Rick Warren: You know, to me, not a problem with me. But the issue to me is, I’m not opposed to that as much as I’m opposed to the redefinition of a 5,000-year definition of marriage. I’m opposed to having a brother and sister be together and call that marriage. I’m opposed to an older guy marrying a child and calling that a marriage. I’m opposed to one guy having multiple wives and calling that marriage.
Steven Waldman:Do you think, though, that they are equivalent to having gays getting married?
Rick Warren:Oh I do. I just… For five thousand years, marriage has been defined by every single culture and every single religion — this is not a Christian issue. Buddhists, Muslims, the Jews, historically marriage is a man and a woman.

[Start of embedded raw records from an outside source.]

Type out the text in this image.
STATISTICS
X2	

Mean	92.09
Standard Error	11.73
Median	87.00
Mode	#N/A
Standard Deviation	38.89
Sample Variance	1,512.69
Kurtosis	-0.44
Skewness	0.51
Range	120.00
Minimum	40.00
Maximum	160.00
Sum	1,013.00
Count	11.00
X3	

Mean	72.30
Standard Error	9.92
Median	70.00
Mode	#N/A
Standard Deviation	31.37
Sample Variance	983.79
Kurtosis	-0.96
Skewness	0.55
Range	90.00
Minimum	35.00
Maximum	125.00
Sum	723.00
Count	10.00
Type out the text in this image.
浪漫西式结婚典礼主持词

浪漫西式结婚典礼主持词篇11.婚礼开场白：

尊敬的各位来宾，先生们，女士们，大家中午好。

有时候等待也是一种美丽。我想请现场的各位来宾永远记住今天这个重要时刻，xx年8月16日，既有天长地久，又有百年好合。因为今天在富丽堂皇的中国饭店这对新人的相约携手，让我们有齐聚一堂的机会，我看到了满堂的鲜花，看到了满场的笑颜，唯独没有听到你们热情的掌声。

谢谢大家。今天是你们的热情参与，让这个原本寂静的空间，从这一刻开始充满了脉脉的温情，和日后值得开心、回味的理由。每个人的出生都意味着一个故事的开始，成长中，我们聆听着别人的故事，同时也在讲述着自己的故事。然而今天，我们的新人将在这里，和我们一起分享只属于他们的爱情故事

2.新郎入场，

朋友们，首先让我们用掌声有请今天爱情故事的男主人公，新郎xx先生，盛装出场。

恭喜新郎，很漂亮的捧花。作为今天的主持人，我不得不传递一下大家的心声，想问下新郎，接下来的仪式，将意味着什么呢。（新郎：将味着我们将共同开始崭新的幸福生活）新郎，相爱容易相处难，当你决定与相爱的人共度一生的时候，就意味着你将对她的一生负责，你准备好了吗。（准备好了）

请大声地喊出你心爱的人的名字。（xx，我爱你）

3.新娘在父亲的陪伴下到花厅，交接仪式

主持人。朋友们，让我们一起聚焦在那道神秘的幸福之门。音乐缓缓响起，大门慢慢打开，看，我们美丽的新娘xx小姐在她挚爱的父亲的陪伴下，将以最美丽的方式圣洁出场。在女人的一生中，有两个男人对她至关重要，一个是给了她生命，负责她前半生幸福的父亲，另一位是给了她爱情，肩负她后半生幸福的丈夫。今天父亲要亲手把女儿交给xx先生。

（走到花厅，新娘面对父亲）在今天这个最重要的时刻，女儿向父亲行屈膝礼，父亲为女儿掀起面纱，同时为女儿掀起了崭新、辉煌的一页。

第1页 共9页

And so I’m opposed to that. And the reason I supported Prop 8 really, was a free speech issue. Because if it had…. First, the court overid the will of the people. But second, is, there were all kinds of threats that if you… that did not pass, then any pastor could be considered doing hate speech if he shared his views that he didn’t think homosexuality was the most natural way for relationships. And that would be hate speech. To me, we should have freedom of speech. And you should be able to have freedom of speech to make your position, and I should be able to have freedom of speech to make my position. And can we do this in a civil way?
Most people, you know… I have many gay friends, I’ve eaten dinner in gay homes, no church has probably done more for people with AIDS than Saddleback Church. Kay and I have given millions of dollars out of “A Purpose-Driven Life” helping people who got AIDS through gay relationships. So they can’t accuse me of homophobia. I just don’t beleive in the re-definition of marriage.